Done with searching after 45 minutes. Can anyone point me in the direction of these? 

FPGeeks | Tree Ring Pens Natural History Fountain Pen – The Awesome Review

(scroll down for photo)


----------



## penmaker56 (Aug 3, 2012)

Brands of long international cartridges:
Pelikan
Waterman
Monteverde


----------



## jj9ball (Aug 3, 2012)

Private Reserve has new cartridges call Maxi Long cartridges.  They are an international cartridge that is about the length of a full size converter pump.  Hope this helps.


----------



## Andrew_K99 (Aug 3, 2012)

In searching for the PR cartridges I discovered that Exotics sells them.

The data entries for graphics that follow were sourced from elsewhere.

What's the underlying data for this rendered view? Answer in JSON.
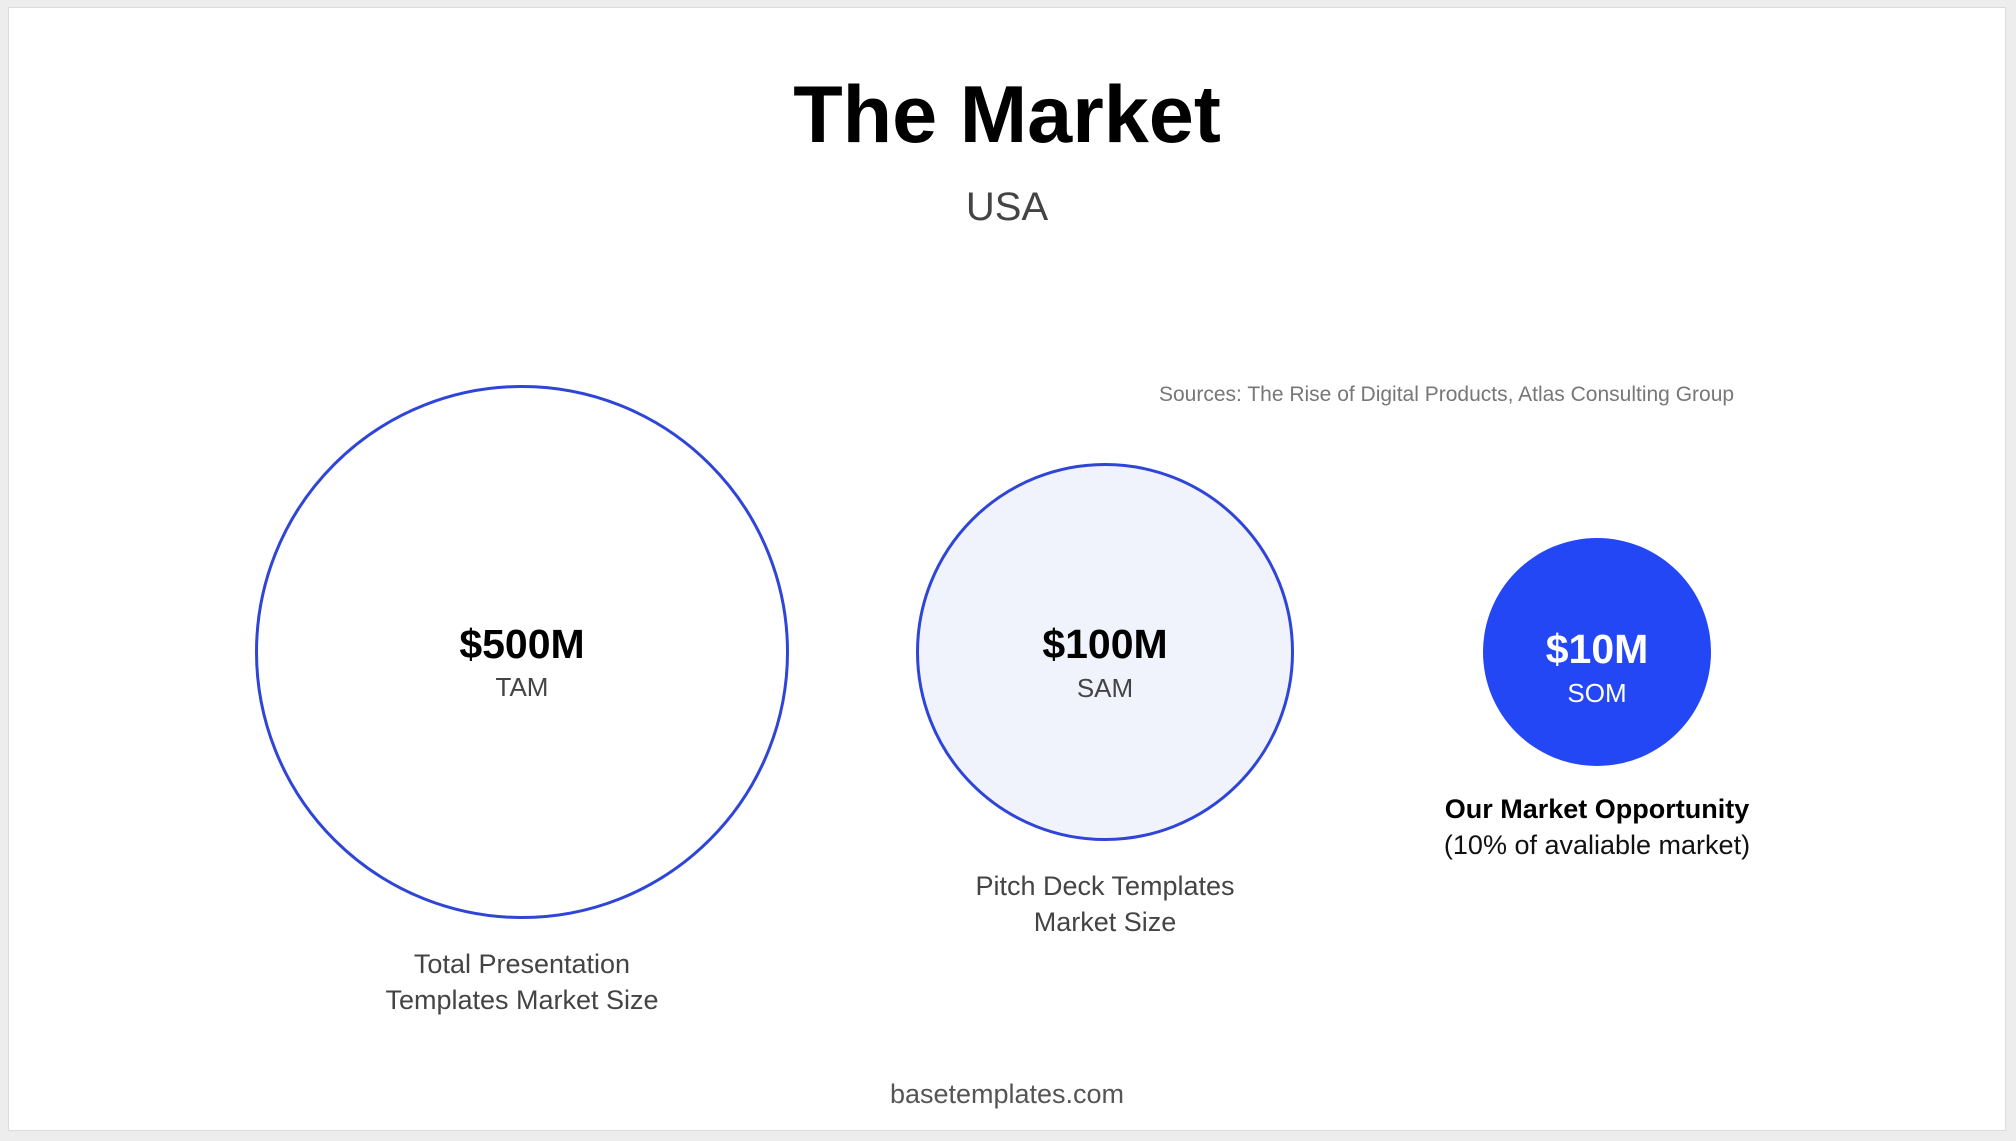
{
  "slide": {
    "title": "The Market",
    "subtitle": "USA",
    "sources": "Sources: The Rise of Digital Products, Atlas Consulting Group",
    "footer": "basetemplates.com"
  },
  "circles": {
    "tam": {
      "value": "$500M",
      "abbr": "TAM",
      "caption_line1": "Total Presentation",
      "caption_line2": "Templates Market Size"
    },
    "sam": {
      "value": "$100M",
      "abbr": "SAM",
      "caption_line1": "Pitch Deck Templates",
      "caption_line2": "Market Size"
    },
    "som": {
      "value": "$10M",
      "abbr": "SOM",
      "caption_line1": "Our Market Opportunity",
      "caption_line2": "(10% of avaliable market)"
    }
  },
  "colors": {
    "accent": "#2447f5",
    "outline": "#2e45d8",
    "sam_fill": "#f0f3fc"
  }
}
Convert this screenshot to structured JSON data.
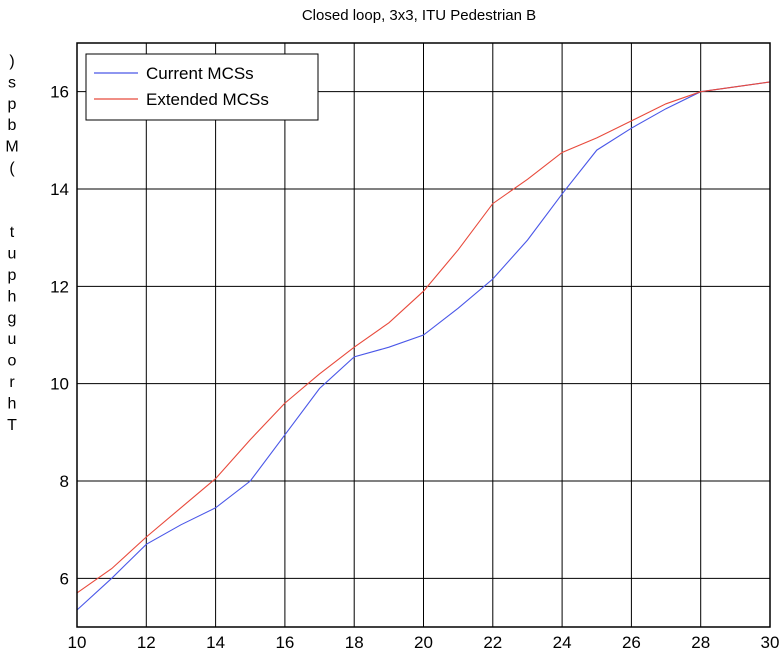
{
  "chart_data": {
    "type": "line",
    "title": "Closed loop, 3x3, ITU Pedestrian B",
    "xlabel": "",
    "ylabel": "Throughput (Mbps)",
    "ylabel_display_chars": ")spbM(  tuphguorhT",
    "xlim": [
      10,
      30
    ],
    "ylim": [
      5,
      17
    ],
    "xticks": [
      10,
      12,
      14,
      16,
      18,
      20,
      22,
      24,
      26,
      28,
      30
    ],
    "yticks": [
      6,
      8,
      10,
      12,
      14,
      16
    ],
    "grid": true,
    "legend_position": "top-left",
    "x": [
      10,
      11,
      12,
      13,
      14,
      15,
      16,
      17,
      18,
      19,
      20,
      21,
      22,
      23,
      24,
      25,
      26,
      27,
      28,
      29,
      30
    ],
    "series": [
      {
        "name": "Current MCSs",
        "color": "#4a57e8",
        "values": [
          5.35,
          6.0,
          6.7,
          7.1,
          7.45,
          8.0,
          8.95,
          9.9,
          10.55,
          10.75,
          11.0,
          11.55,
          12.15,
          12.95,
          13.9,
          14.8,
          15.25,
          15.65,
          16.0,
          16.1,
          16.2
        ]
      },
      {
        "name": "Extended MCSs",
        "color": "#e84a3c",
        "values": [
          5.7,
          6.2,
          6.85,
          7.45,
          8.05,
          8.85,
          9.6,
          10.2,
          10.75,
          11.25,
          11.9,
          12.75,
          13.7,
          14.2,
          14.75,
          15.05,
          15.4,
          15.75,
          16.0,
          16.1,
          16.2
        ]
      }
    ]
  }
}
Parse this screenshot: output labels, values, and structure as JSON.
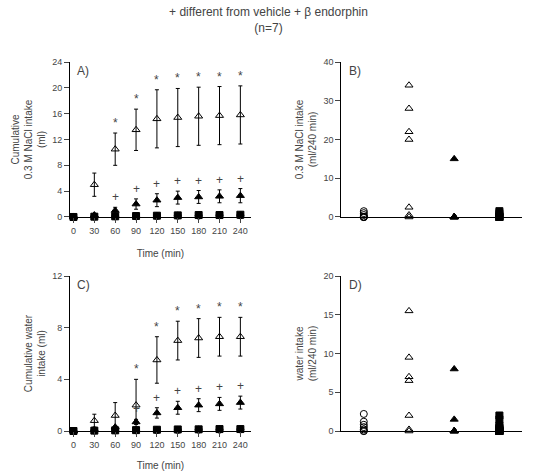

Cartridge Ink Maxi - Private Reserve

AK


----------



## LL Woodworks (Aug 3, 2012)

I buy them from Exotics - both my wife and I use them and we love them.


----------



## IPD_Mr (Aug 3, 2012)

Robert is looking for the long piston converter not cartridges.  Richard has already given some great options.  I will also recommend the Pelikan converters if you can find them.  Pelikan has been doing piston fills since 1929 and they know thier stuff.


----------



## Andrew_K99 (Aug 3, 2012)

IPD_Mr said:


> Robert is looking for the long piston converter not cartridges. Richard has already given some great options. I will also recommend the Pelikan converters if you can find them. Pelikan has been doing piston fills since 1929 and they know thier stuff.


 The title says cartridges


----------



## Robert111 (Aug 3, 2012)

Thanks, eberyone! Got what I need. Appreciate it.


----------